I consider myself a pretty skeptical person, but I have to confess I accepted at face value claims that girls were reaching puberty. Surely such a claim, based on studies published in some relatively prestigious journals, had a lot of data behind them. Most of the debate in the media over this claim was what was causing early puberty. Environmentalists suggested manmade chemicals as a possible cause, some doctors suggested the high levels of obesity in children, while some feminists and conservatives suggested that the high level of sexual images in contemporary media might somehow be responsible.
It turns out, however, that the alleged evidence for early puberty is severely flawed and the quick acceptance of early puberty may be preventing some girls from obtaining the best health care available.
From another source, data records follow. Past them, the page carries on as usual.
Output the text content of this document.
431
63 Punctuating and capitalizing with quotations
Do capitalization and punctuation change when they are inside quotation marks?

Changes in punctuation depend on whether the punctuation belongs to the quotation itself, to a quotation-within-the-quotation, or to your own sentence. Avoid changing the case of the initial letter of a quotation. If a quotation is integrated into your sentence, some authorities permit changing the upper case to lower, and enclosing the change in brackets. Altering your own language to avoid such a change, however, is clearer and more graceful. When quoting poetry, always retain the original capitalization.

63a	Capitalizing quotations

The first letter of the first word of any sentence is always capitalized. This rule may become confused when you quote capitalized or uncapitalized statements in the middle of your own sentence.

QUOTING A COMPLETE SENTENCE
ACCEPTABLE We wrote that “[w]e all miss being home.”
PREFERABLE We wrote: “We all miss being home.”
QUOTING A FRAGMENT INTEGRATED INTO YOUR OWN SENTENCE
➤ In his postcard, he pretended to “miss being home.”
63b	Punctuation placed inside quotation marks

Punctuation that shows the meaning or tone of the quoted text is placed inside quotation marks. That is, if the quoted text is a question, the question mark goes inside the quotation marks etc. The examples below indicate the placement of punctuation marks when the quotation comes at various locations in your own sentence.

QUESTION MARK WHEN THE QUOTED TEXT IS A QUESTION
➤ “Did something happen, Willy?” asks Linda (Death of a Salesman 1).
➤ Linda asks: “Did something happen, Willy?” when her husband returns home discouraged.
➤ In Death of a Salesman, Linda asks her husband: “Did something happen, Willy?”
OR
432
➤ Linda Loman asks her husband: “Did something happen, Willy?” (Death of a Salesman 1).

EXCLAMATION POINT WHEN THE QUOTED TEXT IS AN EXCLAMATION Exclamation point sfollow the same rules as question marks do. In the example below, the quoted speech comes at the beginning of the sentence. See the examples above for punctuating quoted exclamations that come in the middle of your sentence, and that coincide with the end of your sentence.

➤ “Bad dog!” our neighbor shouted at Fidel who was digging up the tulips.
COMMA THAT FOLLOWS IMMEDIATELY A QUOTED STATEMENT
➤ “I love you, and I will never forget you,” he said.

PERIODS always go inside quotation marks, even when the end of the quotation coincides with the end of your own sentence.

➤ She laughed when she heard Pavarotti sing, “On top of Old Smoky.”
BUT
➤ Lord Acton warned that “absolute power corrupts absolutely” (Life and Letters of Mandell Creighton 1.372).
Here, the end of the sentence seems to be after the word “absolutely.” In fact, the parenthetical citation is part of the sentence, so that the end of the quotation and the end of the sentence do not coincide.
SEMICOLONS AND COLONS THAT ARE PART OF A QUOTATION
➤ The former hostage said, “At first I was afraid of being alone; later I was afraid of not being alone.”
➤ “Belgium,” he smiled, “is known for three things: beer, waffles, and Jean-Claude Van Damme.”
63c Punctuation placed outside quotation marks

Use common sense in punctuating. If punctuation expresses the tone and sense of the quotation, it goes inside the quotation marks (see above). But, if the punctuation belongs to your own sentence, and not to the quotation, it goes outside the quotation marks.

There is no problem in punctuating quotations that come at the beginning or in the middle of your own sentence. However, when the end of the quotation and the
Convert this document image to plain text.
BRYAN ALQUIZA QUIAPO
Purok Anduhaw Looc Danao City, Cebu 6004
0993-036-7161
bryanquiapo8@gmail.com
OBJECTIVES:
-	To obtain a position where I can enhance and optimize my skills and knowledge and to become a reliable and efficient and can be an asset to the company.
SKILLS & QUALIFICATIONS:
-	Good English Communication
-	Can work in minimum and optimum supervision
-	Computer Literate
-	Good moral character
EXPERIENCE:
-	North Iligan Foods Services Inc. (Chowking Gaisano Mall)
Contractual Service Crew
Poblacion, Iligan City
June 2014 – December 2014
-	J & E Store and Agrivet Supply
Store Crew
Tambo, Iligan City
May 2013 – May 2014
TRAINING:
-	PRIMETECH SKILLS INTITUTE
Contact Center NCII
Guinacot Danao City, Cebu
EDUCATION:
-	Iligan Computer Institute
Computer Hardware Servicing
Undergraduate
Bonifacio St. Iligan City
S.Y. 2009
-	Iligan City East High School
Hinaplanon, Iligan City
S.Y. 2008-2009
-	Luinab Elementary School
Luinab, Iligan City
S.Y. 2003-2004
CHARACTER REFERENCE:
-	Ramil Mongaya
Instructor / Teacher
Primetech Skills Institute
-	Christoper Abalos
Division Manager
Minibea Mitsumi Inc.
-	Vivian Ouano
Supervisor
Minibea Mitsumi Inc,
The New York Times‘ Gina Kolata, who has helped debunk other junk science issues in the past, reported on the debate over early puberty this week. The evidence for the phenomenon is appallingly absent. The claim is based entirely on a single study by Dr. Marcia E. Herman-Giddens that was published in Pediatrics in 1997. Herman-Giddens study looked at 17,077 girls aged 3 to 12. The girls had gone to a pediatricians office from July 1992 through September 1993. Herman-Giddens managed to persuade 225 health care providers at 65 private practices in the United States to evaluate any girls they saw for early onset of puberty.
As she reported in her 1997 article, of that sample population, Black girls began developing breasts at 8.87 years while white girls began developing breasts at 9.96 years. Many pediatrics textbooks, taking these numbers at face value, pushed back the lower end of normal puberty to age 6 for black girls and age 7 for white girls. But did they have a good basis for doing so? No.
The first major problem with the study is that the sample is incredibly biased. By focusing exclusively on girls who were brought to see a pediatrician, it is possible that Herman-Giddens is simply measuring the rate of premature puberty brought on by other health problems. After all, parents who are worried that their daughters are experiencing puberty early are more likely to bring their children to see a pediatrician about that problem. In statistics this is called a selection bias.
The second major problem is that the only marker of puberty for which reliable data exists for a long period of time — the onsent of menstruation — has remained steady for the last 50 years. There simply is no reliable long-term data on the average age that breasts start developing, but there is reliable long-term data for menstruation. That age has remained stable, even in Herman-Giddens study, at 12 years and 8 months for white girls and a bit earlier for black girls. If puberty is starting earlier and earlier it is very odd that the average age of menstruation has remained so consistent.
A group of pediatric endocrinologists wrote a letter to Pediatrics recently lamenting that doctors who believe this data are giving incorrect health advice to young girls. As they note, early puberty can be the result of serious health problems, such as brain tumors and other disorders, but parents who bring in girls who are experiencing early puberty are simply told that this is normal and no further tests or investigation are warranted. As Dr. Laura K. Bachrach told The New York Times, “You don’t just dismiss a child in that age range [under 7]. I think it is potentially medically dangerous.”
Doubters fault theory finding earlier puberty. Gina Kolata, The New York Times, February 20, 2001.